インドでハラスメント被害の日本人女性YouTuberが活動休止を発表 現地では逮捕者も

インドの祭りでハラスメント被害を受けた日本人の女性YouTuber「めぐみこ」(登録者数2万人)が、活動休止を発表しました。

ガンジス川で顔を洗って話題に

めぐみこは、インドでひとり旅をする女性YouTuberで、昨年10月にガンジス川で沐浴する動画で話題となりました。

ガンジス川には多くの病原菌が生息しており、沐浴は危険だとされていますが、めぐみこは「私は覚悟のうえ、自己責任で沐浴しています」「絶対にマネしないでください」といい、顔まで浸かった上、川の水で顔を洗いました。

これを受け、視聴者からは「エグいとしか言えないレベル」「現地の人は顔つけない」「とても残念」と、驚きと不安の声が続出することに。実際に、めぐみこも「当日に熱が出たり、喉が痛くなったりした」と、体調を崩したと明かしていますが、「すぐ治りました!」と大事には至らなかったことを報告していました。

無礼講のホーリー祭り

そんなめぐみこは、今回ニューデリーで開催された「ホーリー祭り」に参加。これはインド各地でおこなわれるヒンドゥー教の春のお祭りで、色のついた粉や水をお互いにかけあうのが特徴です。カーストに関係なく誰でも粉をかけあうことができる上、宗教上、禁止されているお酒もこの時期には解禁されるとあって、祭りは非常に盛り上がりますが、女性が危険な目に遭うことも報告されています。

3月9日、めぐみこはツイッターを更新し、祭りの様子を動画で公開しました。

動画ではめぐみこは数人の少年たちに囲まれており、ひとりの男性に羽交い絞めにされ執拗に色水を塗りつけられています。頭に生卵を叩きつけられたり、カラースプレーを噴射される場面もあり、彼女からは「痛い痛い」という発言も。さらにちょっかいをかけてくる男性に、彼女は平手打ちで抵抗し、路地裏へと避難しました。

逮捕者が出る事態に

この動画に対して、インド国内では男性たちの行為は度を越した嫌がらせであるとの批判が続出します。

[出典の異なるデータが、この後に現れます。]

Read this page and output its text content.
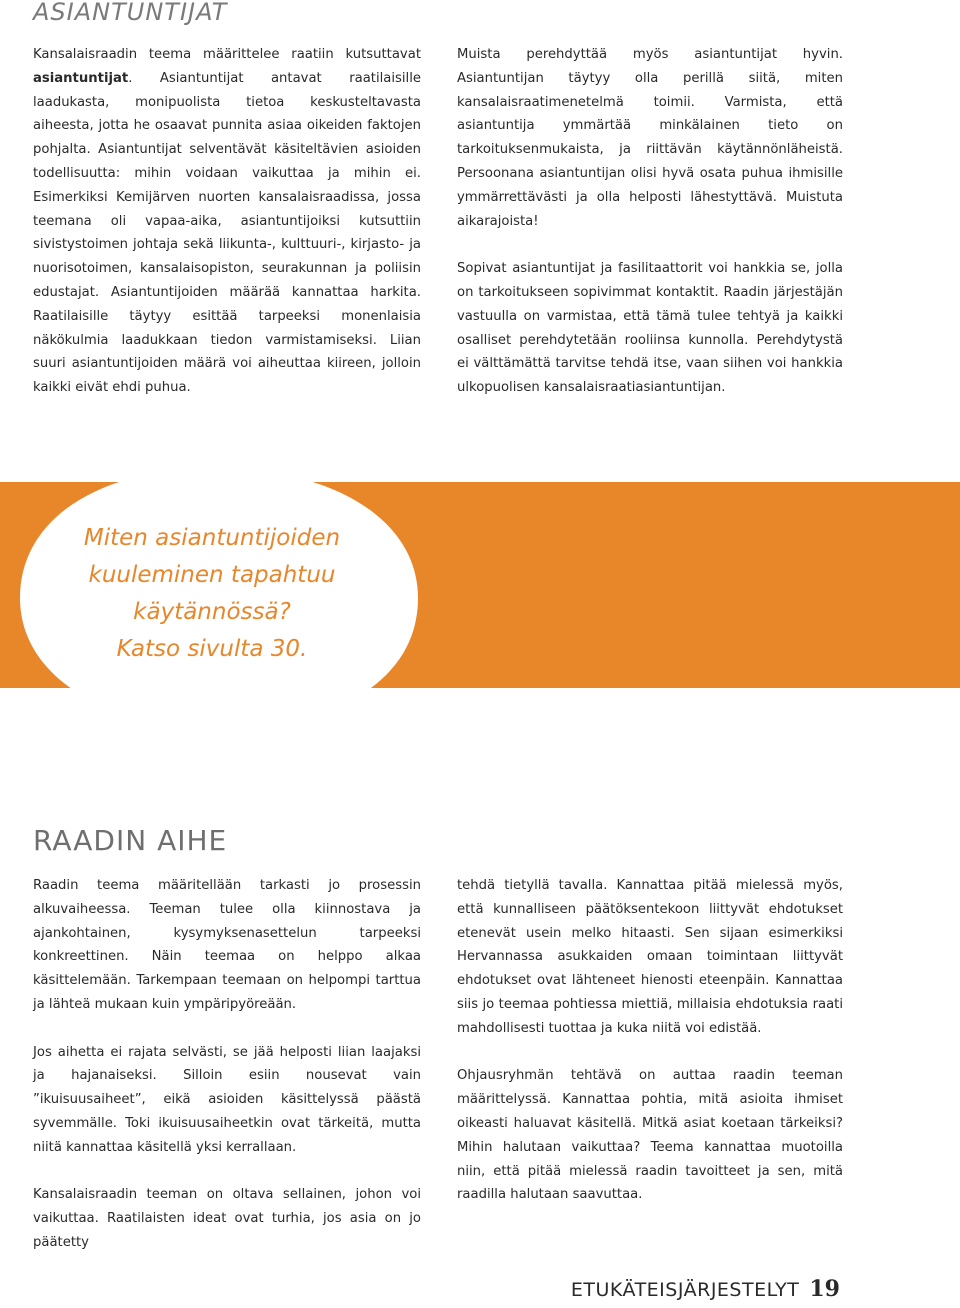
ASIANTUNTIJAT

Kansalaisraadin teema määrittelee raatiin kutsuttavat asiantuntijat. Asiantuntijat antavat raatilaisille laadukasta, monipuolista tietoa keskusteltavasta aiheesta, jotta he osaavat punnita asiaa oikeiden faktojen pohjalta. Asiantuntijat selventävät käsiteltävien asioiden todellisuutta: mihin voidaan vaikuttaa ja mihin ei. Esimerkiksi Kemijärven nuorten kansalaisraadissa, jossa teemana oli vapaa-aika, asiantuntijoiksi kutsuttiin sivistystoimen johtaja sekä liikunta-, kulttuuri-, kirjasto- ja nuorisotoimen, kansalaisopiston, seurakunnan ja poliisin edustajat. Asiantuntijoiden määrää kannattaa harkita. Raatilaisille täytyy esittää tarpeeksi monenlaisia näkökulmia laadukkaan tiedon varmistamiseksi. Liian suuri asiantuntijoiden määrä voi aiheuttaa kiireen, jolloin kaikki eivät ehdi puhua.

Muista perehdyttää myös asiantuntijat hyvin. Asiantuntijan täytyy olla perillä siitä, miten kansalaisraatimenetelmä toimii. Varmista, että asiantuntija ymmärtää minkälainen tieto on tarkoituksenmukaista, ja riittävän käytännönläheistä. Persoonana asiantuntijan olisi hyvä osata puhua ihmisille ymmärrettävästi ja olla helposti lähestyttävä. Muistuta aikarajoista!

Sopivat asiantuntijat ja fasilitaattorit voi hankkia se, jolla on tarkoitukseen sopivimmat kontaktit. Raadin järjestäjän vastuulla on varmistaa, että tämä tulee tehtyä ja kaikki osalliset perehdytetään rooliinsa kunnolla. Perehdytystä ei välttämättä tarvitse tehdä itse, vaan siihen voi hankkia ulkopuolisen kansalaisraatiasiantuntijan.

Miten asiantuntijoiden
kuuleminen tapahtuu
käytännössä?
Katso sivulta 30.
RAADIN AIHE

Raadin teema määritellään tarkasti jo prosessin alkuvaiheessa. Teeman tulee olla kiinnostava ja ajankohtainen, kysymyksenasettelun tarpeeksi konkreettinen. Näin teemaa on helppo alkaa käsittelemään. Tarkempaan teemaan on helpompi tarttua ja lähteä mukaan kuin ympäripyöreään.

Jos aihetta ei rajata selvästi, se jää helposti liian laajaksi ja hajanaiseksi. Silloin esiin nousevat vain ”ikuisuusaiheet”, eikä asioiden käsittelyssä päästä syvemmälle. Toki ikuisuusaiheetkin ovat tärkeitä, mutta niitä kannattaa käsitellä yksi kerrallaan.

Kansalaisraadin teeman on oltava sellainen, johon voi vaikuttaa. Raatilaisten ideat ovat turhia, jos asia on jo päätetty

tehdä tietyllä tavalla. Kannattaa pitää mielessä myös, että kunnalliseen päätöksentekoon liittyvät ehdotukset etenevät usein melko hitaasti. Sen sijaan esimerkiksi Hervannassa asukkaiden omaan toimintaan liittyvät ehdotukset ovat lähteneet hienosti eteenpäin. Kannattaa siis jo teemaa pohtiessa miettiä, millaisia ehdotuksia raati mahdollisesti tuottaa ja kuka niitä voi edistää.

Ohjausryhmän tehtävä on auttaa raadin teeman määrittelyssä. Kannattaa pohtia, mitä asioita ihmiset oikeasti haluavat käsitellä. Mitkä asiat koetaan tärkeiksi? Mihin halutaan vaikuttaa? Teema kannattaa muotoilla niin, että pitää mielessä raadin tavoitteet ja sen, mitä raadilla halutaan saavuttaa.

ETUKÄTEISJÄRJESTELYT 19
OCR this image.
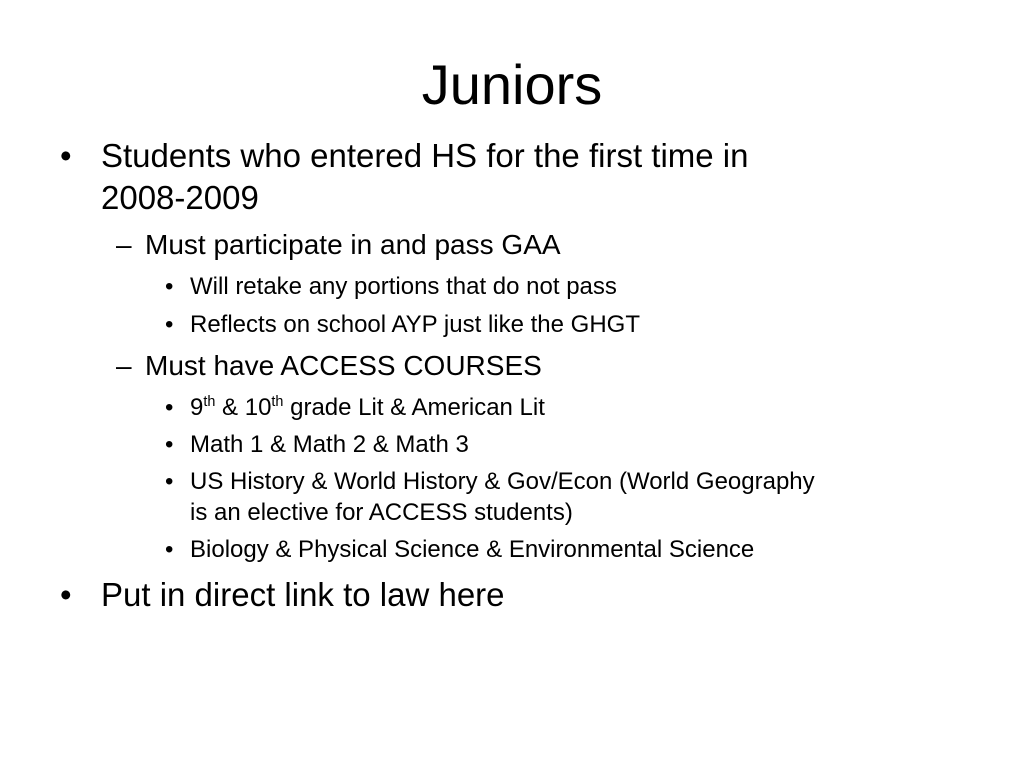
Juniors
• Students who entered HS for the first time in
2008-2009
– Must participate in and pass GAA
• Will retake any portions that do not pass
• Reflects on school AYP just like the GHGT
– Must have ACCESS COURSES
• 9th & 10th grade Lit & American Lit
• Math 1 & Math 2 & Math 3
• US History & World History & Gov/Econ (World Geography
is an elective for ACCESS students)
• Biology & Physical Science & Environmental Science
• Put in direct link to law here
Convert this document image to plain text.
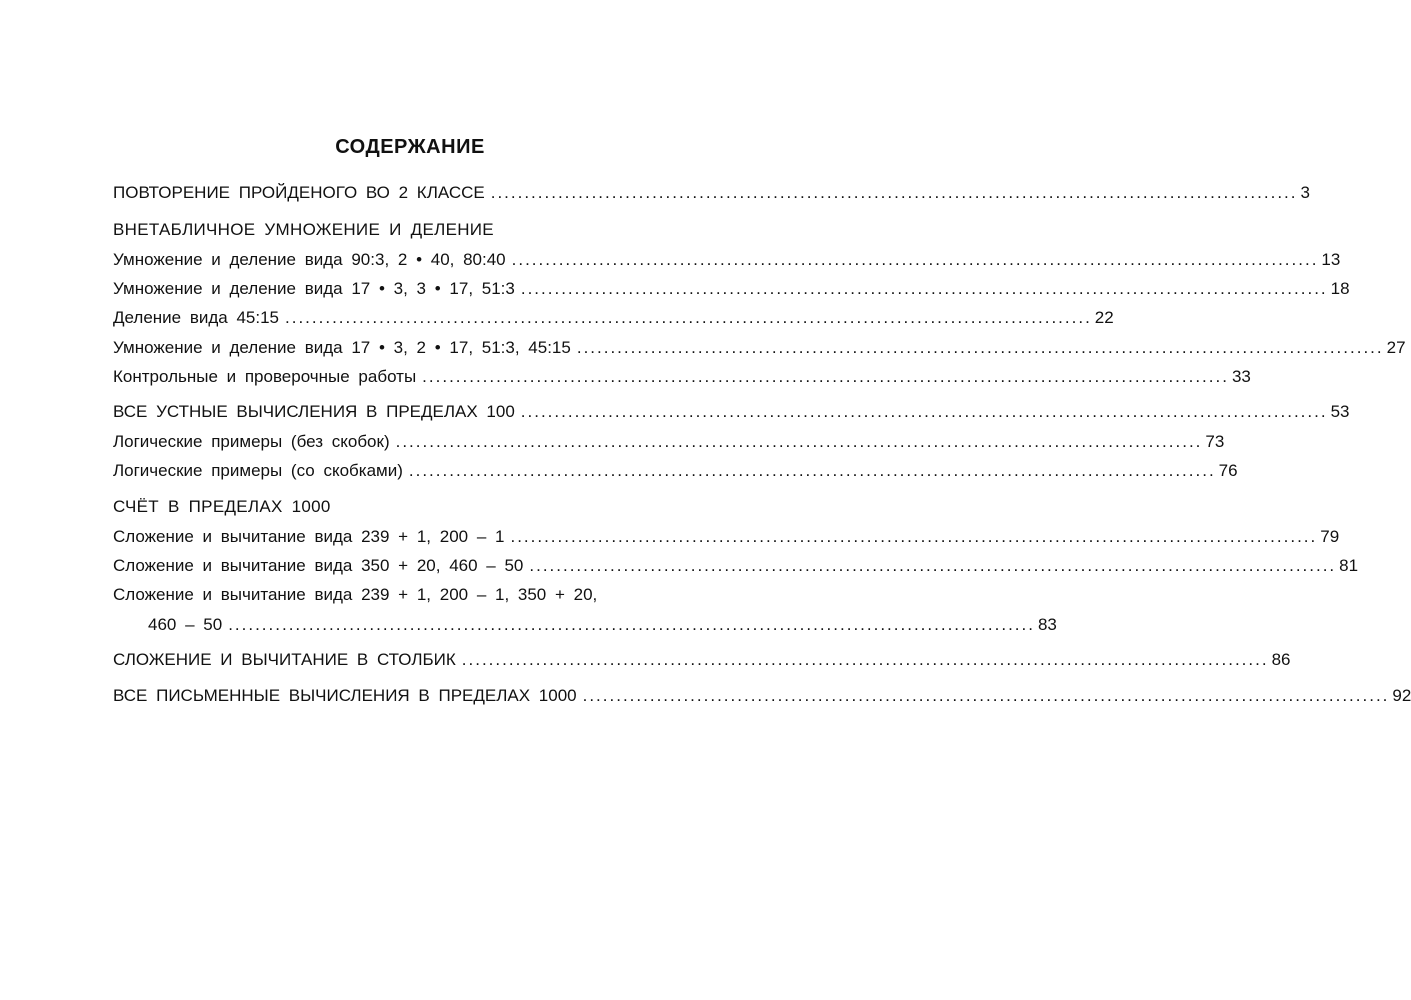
СОДЕРЖАНИЕ
ПОВТОРЕНИЕ ПРОЙДЕНОГО ВО 2 КЛАССЕ ........................................................................................................................ 3
ВНЕТАБЛИЧНОЕ УМНОЖЕНИЕ И ДЕЛЕНИЕ
Умножение и деление вида 90:3, 2 • 40, 80:40 ........................................................................................................................ 13
Умножение и деление вида 17 • 3, 3 • 17, 51:3 ........................................................................................................................ 18
Деление вида 45:15 ........................................................................................................................ 22
Умножение и деление вида 17 • 3, 2 • 17, 51:3, 45:15 ........................................................................................................................ 27
Контрольные и проверочные работы ........................................................................................................................ 33
ВСЕ УСТНЫЕ ВЫЧИСЛЕНИЯ В ПРЕДЕЛАХ 100 ........................................................................................................................ 53
Логические примеры (без скобок) ........................................................................................................................ 73
Логические примеры (со скобками) ........................................................................................................................ 76
СЧЁТ В ПРЕДЕЛАХ 1000
Сложение и вычитание вида 239 + 1, 200 – 1 ........................................................................................................................ 79
Сложение и вычитание вида 350 + 20, 460 – 50 ........................................................................................................................ 81
Сложение и вычитание вида 239 + 1, 200 – 1, 350 + 20,
460 – 50 ........................................................................................................................ 83
СЛОЖЕНИЕ И ВЫЧИТАНИЕ В СТОЛБИК ........................................................................................................................ 86
ВСЕ ПИСЬМЕННЫЕ ВЫЧИСЛЕНИЯ В ПРЕДЕЛАХ 1000 ........................................................................................................................ 92
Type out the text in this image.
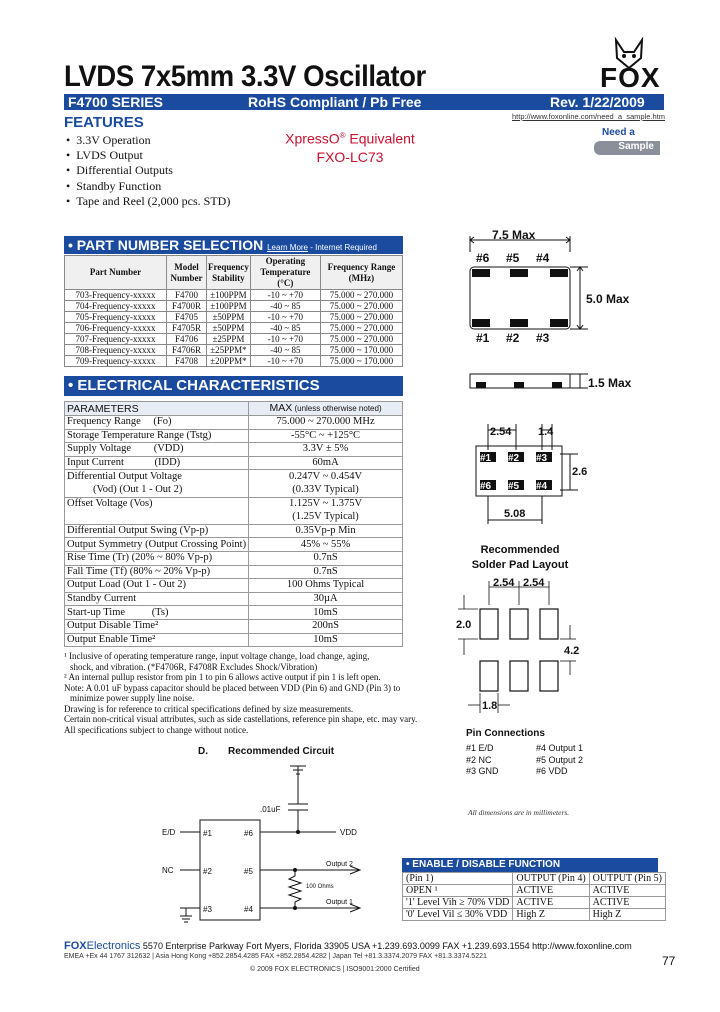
LVDS 7x5mm 3.3V Oscillator	FOX
F4700 SERIES	RoHS Compliant / Pb Free	Rev. 1/22/2009
http://www.foxonline.com/need_a_sample.htm
Need a
Sample
FEATURES
• 3.3V Operation
• LVDS Output
• Differential Outputs
• Standby Function
• Tape and Reel (2,000 pcs. STD)
XpressO® Equivalent
FXO-LC73
• PART NUMBER SELECTION Learn More - Internet Required
Part Number	Model Number	Frequency Stability	Operating Temperature (°C)	Frequency Range (MHz)
703-Frequency-xxxxx	F4700	±100PPM	-10 ~ +70	75.000 ~ 270.000
704-Frequency-xxxxx	F4700R	±100PPM	-40 ~ 85	75.000 ~ 270.000
705-Frequency-xxxxx	F4705	±50PPM	-10 ~ +70	75.000 ~ 270.000
706-Frequency-xxxxx	F4705R	±50PPM	-40 ~ 85	75.000 ~ 270.000
707-Frequency-xxxxx	F4706	±25PPM	-10 ~ +70	75.000 ~ 270.000
708-Frequency-xxxxx	F4706R	±25PPM*	-40 ~ 85	75.000 ~ 170.000
709-Frequency-xxxxx	F4708	±20PPM*	-10 ~ +70	75.000 ~ 170.000
• ELECTRICAL CHARACTERISTICS
PARAMETERS	MAX (unless otherwise noted)
Frequency Range (Fo)	75.000 ~ 270.000 MHz
Storage Temperature Range (Tstg)	-55°C ~ +125°C
Supply Voltage (VDD)	3.3V ± 5%
Input Current (IDD)	60mA
Differential Output Voltage	0.247V ~ 0.454V
(Vod) (Out 1 - Out 2)	(0.33V Typical)
Offset Voltage (Vos)	1.125V ~ 1.375V
	(1.25V Typical)
Differential Output Swing (Vp-p)	0.35Vp-p Min
Output Symmetry (Output Crossing Point)	45% ~ 55%
Rise Time (Tr) (20% ~ 80% Vp-p)	0.7nS
Fall Time (Tf) (80% ~ 20% Vp-p)	0.7nS
Output Load (Out 1 - Out 2)	100 Ohms Typical
Standby Current	30µA
Start-up Time (Ts)	10mS
Output Disable Time²	200nS
Output Enable Time²	10mS
¹ Inclusive of operating temperature range, input voltage change, load change, aging,
shock, and vibration. (*F4706R, F4708R Excludes Shock/Vibration)
² An internal pullup resistor from pin 1 to pin 6 allows active output if pin 1 is left open.
Note: A 0.01 uF bypass capacitor should be placed between VDD (Pin 6) and GND (Pin 3) to
minimize power supply line noise.
Drawing is for reference to critical specifications defined by size measurements.
Certain non-critical visual attributes, such as side castellations, reference pin shape, etc. may vary.
All specifications subject to change without notice.
D. Recommended Circuit
.01uF
VDD
E/D
NC
#1
#2
#3
#6
#5
#4
Output 2
Output 1
100 Ohms
7.5 Max
5.0 Max
1.5 Max
#6 #5 #4
#1 #2 #3
#1 #2 #3
#6 #5 #4
2.54 1.4
2.6
5.08
Recommended
Solder Pad Layout
2.54 2.54
2.0
4.2
1.8
Pin Connections
#1 E/D	#4 Output 1
#2 NC	#5 Output 2
#3 GND	#6 VDD
All dimensions are in millimeters.
• ENABLE / DISABLE FUNCTION
(Pin 1)	OUTPUT (Pin 4)	OUTPUT (Pin 5)
OPEN ¹	ACTIVE	ACTIVE
'1' Level Vih ≥ 70% VDD	ACTIVE	ACTIVE
'0' Level Vil ≤ 30% VDD	High Z	High Z
FOXElectronics 5570 Enterprise Parkway Fort Myers, Florida 33905 USA +1.239.693.0099 FAX +1.239.693.1554 http://www.foxonline.com
EMEA +Ex 44 1767 312632 | Asia Hong Kong +852.2854.4285 FAX +852.2854.4282 | Japan Tel +81.3.3374.2079 FAX +81.3.3374.5221
© 2009 FOX ELECTRONICS | ISO9001:2000 Certified
77
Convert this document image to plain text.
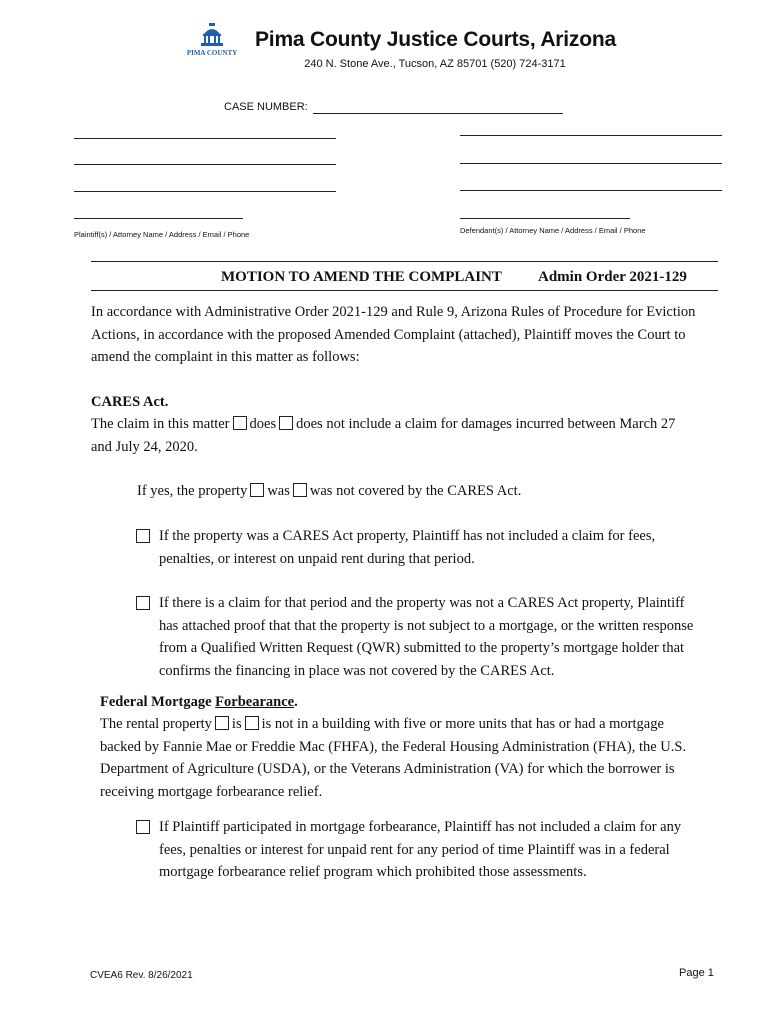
PIMA COUNTY
Pima County Justice Courts, Arizona
240 N. Stone Ave., Tucson, AZ 85701 (520) 724-3171
CASE NUMBER:
Plaintiff(s) / Attorney Name / Address / Email / Phone	Defendant(s) / Attorney Name / Address / Email / Phone
MOTION TO AMEND THE COMPLAINT Admin Order 2021-129
In accordance with Administrative Order 2021-129 and Rule 9, Arizona Rules of Procedure for Eviction
Actions, in accordance with the proposed Amended Complaint (attached), Plaintiff moves the Court to
amend the complaint in this matter as follows:
CARES Act.
The claim in this matter does does not include a claim for damages incurred between March 27
and July 24, 2020.
If yes, the property was was not covered by the CARES Act.
If the property was a CARES Act property, Plaintiff has not included a claim for fees,
penalties, or interest on unpaid rent during that period.
If there is a claim for that period and the property was not a CARES Act property, Plaintiff
has attached proof that that the property is not subject to a mortgage, or the written response
from a Qualified Written Request (QWR) submitted to the property’s mortgage holder that
confirms the financing in place was not covered by the CARES Act.
Federal Mortgage Forbearance.
The rental property is is not in a building with five or more units that has or had a mortgage
backed by Fannie Mae or Freddie Mac (FHFA), the Federal Housing Administration (FHA), the U.S.
Department of Agriculture (USDA), or the Veterans Administration (VA) for which the borrower is
receiving mortgage forbearance relief.
If Plaintiff participated in mortgage forbearance, Plaintiff has not included a claim for any
fees, penalties or interest for unpaid rent for any period of time Plaintiff was in a federal
mortgage forbearance relief program which prohibited those assessments.
CVEA6 Rev. 8/26/2021	Page 1
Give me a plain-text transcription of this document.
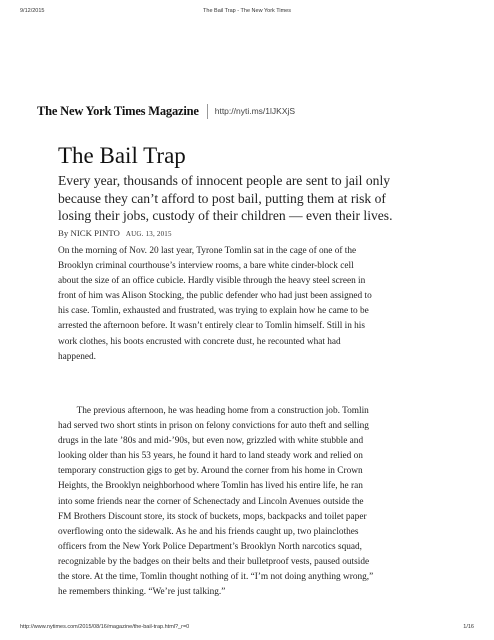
9/12/2015	The Bail Trap - The New York Times
The New York Times Magazine http://nyti.ms/1lJKXjS
The Bail Trap
Every year, thousands of innocent people are sent to jail only
because they can’t afford to post bail, putting them at risk of
losing their jobs, custody of their children — even their lives.
By NICK PINTO AUG. 13, 2015
On the morning of Nov. 20 last year, Tyrone Tomlin sat in the cage of one of the
Brooklyn criminal courthouse’s interview rooms, a bare white cinder-block cell
about the size of an office cubicle. Hardly visible through the heavy steel screen in
front of him was Alison Stocking, the public defender who had just been assigned to
his case. Tomlin, exhausted and frustrated, was trying to explain how he came to be
arrested the afternoon before. It wasn’t entirely clear to Tomlin himself. Still in his
work clothes, his boots encrusted with concrete dust, he recounted what had
happened.
  The previous afternoon, he was heading home from a construction job. Tomlin
had served two short stints in prison on felony convictions for auto theft and selling
drugs in the late ’80s and mid-’90s, but even now, grizzled with white stubble and
looking older than his 53 years, he found it hard to land steady work and relied on
temporary construction gigs to get by. Around the corner from his home in Crown
Heights, the Brooklyn neighborhood where Tomlin has lived his entire life, he ran
into some friends near the corner of Schenectady and Lincoln Avenues outside the
FM Brothers Discount store, its stock of buckets, mops, backpacks and toilet paper
overflowing onto the sidewalk. As he and his friends caught up, two plainclothes
officers from the New York Police Department’s Brooklyn North narcotics squad,
recognizable by the badges on their belts and their bulletproof vests, paused outside
the store. At the time, Tomlin thought nothing of it. “I’m not doing anything wrong,”
he remembers thinking. “We’re just talking.”
http://www.nytimes.com/2015/08/16/magazine/the-bail-trap.html?_r=0	1/16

デリ―女性委員会(DCW)のスワティ・マリワル会長は、ツイッターでめぐみこの動画を引用し、少年らの行動は恥ずべきもので、彼らは逮捕されるべきだと投稿。批判の声が高まる中、デリー警察は11日、日本人観光客に嫌がらせをしたという疑いで、未成年1人を含む3人を逮捕したと発表しました。

一方めぐみこは、10日にバングラデシュに出国したことを報告し、ツイッターで「知らぬ間に大変な事態になってしまい、大変申し訳ございませんでした。私は心身共に大丈夫です」と日本語と英語で無事を伝えました。さらに翌日には、祭りには35人で参加していたことを明かし、「インドの良い面や楽しさを伝えることが目的でありながら、多方面に心配と不安を与えてしまった事を心からお詫び申し上げます」と改めて謝罪しました。

活動休止を発表

現地インドではめぐみこに対して謝罪の声が上がる一方、日本のツイッターユーザーからはめぐみこに対し「自己責任」を指摘する声も多かった様子。11日、めぐみこは先の動画を削除したと報告すると、「SNS全てのアカウントを活動休止することになりました。ごく一部の方の意見ですが、批判や脅迫されることにあまり慣れていなく、精神的に耐えられなくなりました」として、活動休止を発表。

続くツイートでは、「批判・脅迫のご自覚がある方は、引用リプ、関連ツイート、関連ツイートに対するリプ、DMを削除していただければ幸いです」と綴りました。